Of course, returning home to a nearly bare fridge was its own kind of challenge. But it pushed me to reach for an old favourite: Jo Seager’s trusty chocolate chip muffin recipe. It’s one I’ve leaned on many times when visitors are due and I want to fill the kitchen with the smell of something fresh and moreish.
The only problem? No chocolate chips in sight.
Foiled, but only briefly, I got creative. A quick dig through the pantry turned up a bag of desiccated coconut strands. I folded them into the base batter, which gave the muffins a beautifully moist texture with a subtle tropical flavour.
But the real stroke of luck was the jar of Morello cherry fruit preserve tucked behind the marmalade. A generous spoonful placed in the centre of each muffin before baking turned them into soft, jammy delights with a pop of tart sweetness. The tropical coconut with that sharp cherry centre was unexpectedly perfect. And just like that, my Jammy Coconut Muffins were born.

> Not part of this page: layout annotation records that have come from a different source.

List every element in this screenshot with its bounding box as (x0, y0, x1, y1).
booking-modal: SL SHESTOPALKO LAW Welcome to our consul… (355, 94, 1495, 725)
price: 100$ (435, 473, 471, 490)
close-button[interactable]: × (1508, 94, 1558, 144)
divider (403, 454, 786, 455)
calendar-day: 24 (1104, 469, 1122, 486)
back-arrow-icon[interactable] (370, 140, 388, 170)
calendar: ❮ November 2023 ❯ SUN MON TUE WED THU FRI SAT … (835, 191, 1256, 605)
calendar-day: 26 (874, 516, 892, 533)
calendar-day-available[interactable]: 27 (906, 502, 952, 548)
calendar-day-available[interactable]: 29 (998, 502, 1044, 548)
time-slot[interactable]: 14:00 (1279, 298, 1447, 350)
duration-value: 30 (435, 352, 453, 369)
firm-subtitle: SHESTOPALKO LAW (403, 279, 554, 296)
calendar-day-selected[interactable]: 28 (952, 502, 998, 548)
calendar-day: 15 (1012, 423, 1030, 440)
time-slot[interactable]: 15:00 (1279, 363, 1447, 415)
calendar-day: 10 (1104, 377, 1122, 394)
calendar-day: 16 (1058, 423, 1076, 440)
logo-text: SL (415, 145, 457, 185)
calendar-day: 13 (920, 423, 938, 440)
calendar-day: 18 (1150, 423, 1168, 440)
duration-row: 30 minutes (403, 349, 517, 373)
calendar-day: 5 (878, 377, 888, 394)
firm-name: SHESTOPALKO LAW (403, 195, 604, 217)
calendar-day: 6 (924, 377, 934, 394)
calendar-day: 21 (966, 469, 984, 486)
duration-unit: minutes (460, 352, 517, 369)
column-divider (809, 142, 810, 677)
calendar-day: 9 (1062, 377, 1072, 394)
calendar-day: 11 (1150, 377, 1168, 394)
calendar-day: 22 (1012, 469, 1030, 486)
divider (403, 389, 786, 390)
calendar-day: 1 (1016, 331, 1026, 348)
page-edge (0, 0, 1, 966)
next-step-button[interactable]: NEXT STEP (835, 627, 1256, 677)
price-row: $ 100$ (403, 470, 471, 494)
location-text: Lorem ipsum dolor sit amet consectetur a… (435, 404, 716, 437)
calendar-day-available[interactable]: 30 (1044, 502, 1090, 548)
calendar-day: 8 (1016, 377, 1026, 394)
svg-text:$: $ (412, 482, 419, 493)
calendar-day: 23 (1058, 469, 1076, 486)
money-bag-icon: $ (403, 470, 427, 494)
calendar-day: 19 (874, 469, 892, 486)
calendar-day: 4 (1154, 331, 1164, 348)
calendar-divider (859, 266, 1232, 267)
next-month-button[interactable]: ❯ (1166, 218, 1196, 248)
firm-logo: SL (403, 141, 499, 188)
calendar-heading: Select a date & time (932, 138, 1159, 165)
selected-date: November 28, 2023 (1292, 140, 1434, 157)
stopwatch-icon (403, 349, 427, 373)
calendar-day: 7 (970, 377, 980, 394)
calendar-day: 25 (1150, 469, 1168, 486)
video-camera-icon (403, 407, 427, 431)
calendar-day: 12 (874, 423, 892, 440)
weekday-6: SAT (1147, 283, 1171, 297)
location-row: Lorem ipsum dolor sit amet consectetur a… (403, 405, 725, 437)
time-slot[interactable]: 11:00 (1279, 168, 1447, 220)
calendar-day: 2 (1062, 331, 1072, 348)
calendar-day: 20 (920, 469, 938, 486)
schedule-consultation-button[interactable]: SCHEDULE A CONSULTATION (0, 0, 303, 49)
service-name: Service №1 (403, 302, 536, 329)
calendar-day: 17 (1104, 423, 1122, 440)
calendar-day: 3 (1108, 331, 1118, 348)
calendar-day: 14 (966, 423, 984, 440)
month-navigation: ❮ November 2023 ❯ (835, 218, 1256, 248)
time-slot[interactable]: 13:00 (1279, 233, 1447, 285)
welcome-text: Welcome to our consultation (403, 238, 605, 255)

The best part? They were mixed, baked, and served in under 20 minutes. The first batch disappeared in one sitting. I had to make a second batch just to confirm they were as good as I remembered. (They were.)
Variations to try
- Swap cherry jam for raspberry, apricot or plum preserves
- Add a little lime or lemon zest to the batter for extra brightness
- Use coconut cream or milk in place of standard milk for even more tropical flavour
These muffins are a reminder that sometimes the best recipes happen when you’re not following one. A little pantry improvisation, a bit of travel inspiration, and a whole lot of home comfort in every bite.
Jammy Coconut Muffins
Makes: 12 medium sized muffins
Ingredients
- 2 cups flour
- 4 tsp baking powder
- pinch of salt
- 1/2 cup desiccated coconut
- 3/4 cup caster sugar
- 100g melted butter
- 2 eggs
- 1 tsp coconut essence
- 1 cup vanilla yoghurt
- a dash of milk
- 60g jam (any flavour, I used Morello Cherry preserve)
Method
- Preheat oven to around 200°C.
- Mix together the dry ingredients, make a well and add melted butter, eggs (beaten slightly beforehand), essence, yoghurt. Fold together until dry ingredients are moistened however don’t be tempted to over mix (or the muffins will come out tough). The mixture will be quite firm so add a dash of milk to thin slightly (1/4 cup is ample).
- In well-greased muffin tins add approximately one tablespoon of mixture – enough to half fill the each muffin tin. Carefully dob a teaspoon jam in the centre of each, then top with another tablespoon of muffin mixture so that the filling is encased.
- Bake for 12-15 minutes until cooked and golden brown.